Difference Between Qualified And Unqualified Report

Unqualified Report
In an unqualified report, the auditors conclude that the financial statements of your business
present fairly its affairs in all material aspects. The opinion embodies the assumptions that your
business observed compliance with generally accepted accounting principles and statutory
requirements. Also known as a clean report, such a report implies that any changes in the
accounting policies, their application and effects, are adequately determined and divulged.
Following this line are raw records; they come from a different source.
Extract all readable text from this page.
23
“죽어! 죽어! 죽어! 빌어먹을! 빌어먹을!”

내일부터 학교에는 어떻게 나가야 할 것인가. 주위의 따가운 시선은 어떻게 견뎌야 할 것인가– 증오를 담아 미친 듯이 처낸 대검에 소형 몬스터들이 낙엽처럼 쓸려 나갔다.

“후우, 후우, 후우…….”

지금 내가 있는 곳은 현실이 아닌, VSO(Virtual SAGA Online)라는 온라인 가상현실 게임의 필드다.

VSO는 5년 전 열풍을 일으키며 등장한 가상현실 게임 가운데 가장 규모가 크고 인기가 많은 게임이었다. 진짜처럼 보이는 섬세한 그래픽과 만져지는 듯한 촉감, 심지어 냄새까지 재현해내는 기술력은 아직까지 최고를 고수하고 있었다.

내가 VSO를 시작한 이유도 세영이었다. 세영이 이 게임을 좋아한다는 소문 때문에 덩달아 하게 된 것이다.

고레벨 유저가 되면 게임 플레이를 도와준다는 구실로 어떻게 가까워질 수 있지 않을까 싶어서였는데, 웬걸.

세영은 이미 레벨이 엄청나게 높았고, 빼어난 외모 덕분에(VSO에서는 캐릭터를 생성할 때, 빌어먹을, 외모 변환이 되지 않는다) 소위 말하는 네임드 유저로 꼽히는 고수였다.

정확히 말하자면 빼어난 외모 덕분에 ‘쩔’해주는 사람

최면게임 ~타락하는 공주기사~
This
opinion does not tell that your business is in good economic health. It merely states that your
financial report is transparent and thorough and has not hidden important facts.
Qualified Report
A qualified report is one in which the auditor concludes that most matters have been dealt with
adequately, except for a few issues. An auditors report is qualified when there is either a
limitation of scope in the auditors work, or when there is a disagreement with management
regarding application, acceptability or adequacy of accounting policies. For auditors an issue
must be material or financially worth consideration to qualify a report. The issue should not be
pervasive, that is, the issue should not misrepresent the factual financial position. If issues are
material and pervasive, the auditor issues a disclaimer or adverse opinion. A qualified audit
report does not mean that your business is suffering, and it doesn't mean that your financial
statement isn't transparent. It merely reflects the auditors inability to give a clean report.

Other Difference
Another difference lies in the wording of the opinion paragraph of an auditors report. When
issuing an unqualified report the auditor might write, In our opinion, the financial statements
give a true and fair view of the financial position of XYZ Enterprises as of Conversely, the
opinion paragraph in a qualified report might begin with, In our opinion, except for the effects
of the following adjustments, if any, as might have been determined to be necessary had we been
able to perform tests on companies stocks, the financial statements give a true and fair view of
the financial position of XYZ Enterprises as Notice that there are exceptions in the
opinion paragraph of the qualified report.
Impact of Opinion
As a businessperson, you should keep in mind that there are deep-held perceptions about
auditors' opinions. Banks, investors and regulators such as the IRS rely on audited financial

statements for their analytical needs. Stakeholders such as banks and investors view qualified
audit report unfavorably. Therefore, you should hope to receive an unqualified audit report
because it gives a positive impression of your business. For example, if your business was issued
a qualified audit report on inventory matters, your bank is more likely to demand further details
about your inventory before issuing credit to you.